After taking his degree, he went to Cuddeston Theological College, and was ordained deacon in 1892 and priest the following year, and served as assistant curate at Ickleham in Sussex. In 1894 he became Rector of Ford End in Essex. In 1897 Olive Schreiner’s book Trooper Peter Halket of Mashonaland was published. The book was a scathing attack on Cecil Rhodes and his Chartered Company, and reading it moved Cripps to offer himself to the Society for the Propagation of the Gospel (SPG) for service in Mashonaland.
In late 1900 he travelled through Italy to Naples where he boarded the German steamer Herzog for the voyage to Beira, and reached Umtali (now Mutare) on 6 January 1901. He spent two months there to get his bearings, and in March was put in charge, temporarily, of Wreningham, 12 miles from Enkeldoorn.
He walked throughout the distict, and refused lifts if offered, sharing his food and clothes with the poor. He fought with the British South Africa Company over its plans to deprive the black population of what little land was left to them, and lived an austere and simple life as one of the people. He raised money to buy his own farms where land-hungry Africans could settle, and continually urged the bishops and synods of the Diocese of Mashona and to take the concerns of their African flock more seriously.
He opposed government subsidies for church schools, and when the church accepted them, he returned to England, to his old parish of Ford End, which was once again vacant at the end of 1926, and the following year his book Africa for Africans, on the land question in Southern Rhodesia was published.

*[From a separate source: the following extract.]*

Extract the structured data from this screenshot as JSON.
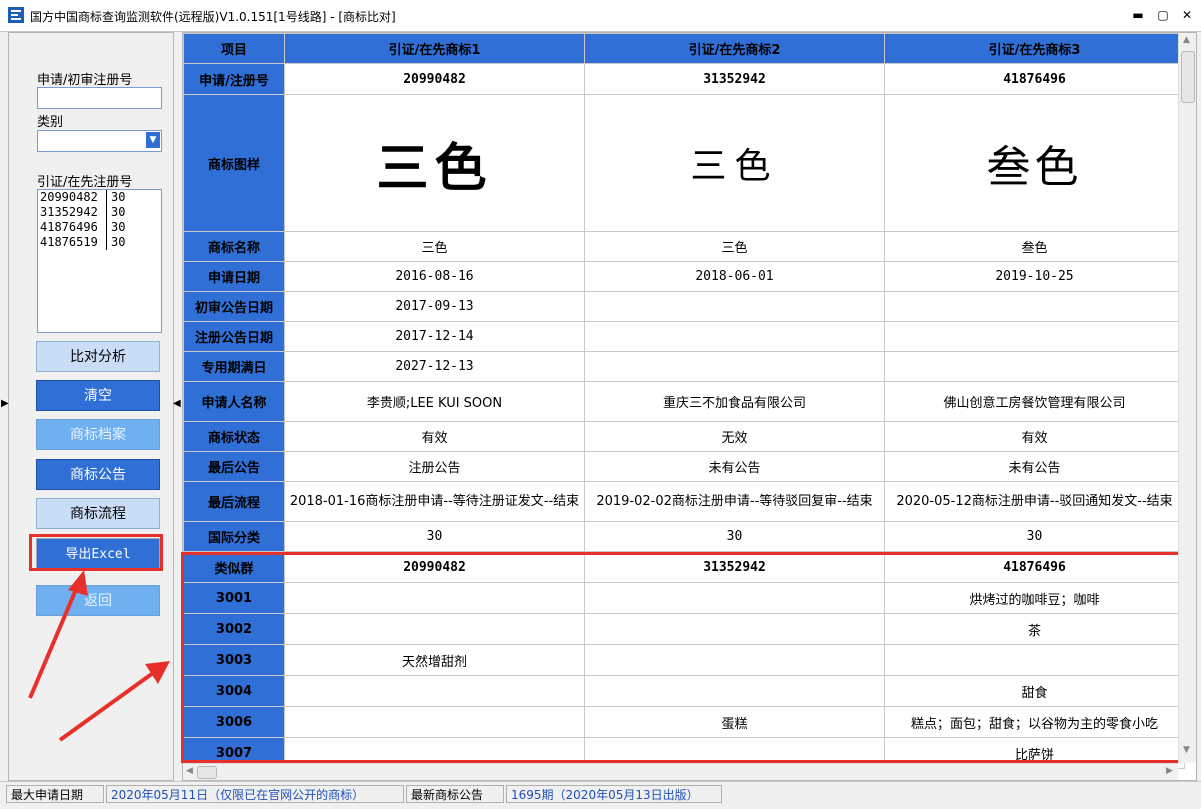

By August 1930, however, at the age of 61, he returned to Rhodesia, to his farm Muckleneuk, where he served the church Maronda Mashanu (Five Wounds), which he had built there. In effect he was now retired, with his only income the royalties from his books and small family trust. At the age of 60 he went blind, but continued his ministry, walking with a companion to guide him, and friends from Enkeldoorn to help him with reading and writing.
Stephen Hayes
Bibliography
Steere, Douglas V. 1973. God’s irregular: Arthur Shearly Cripps. London SPCK.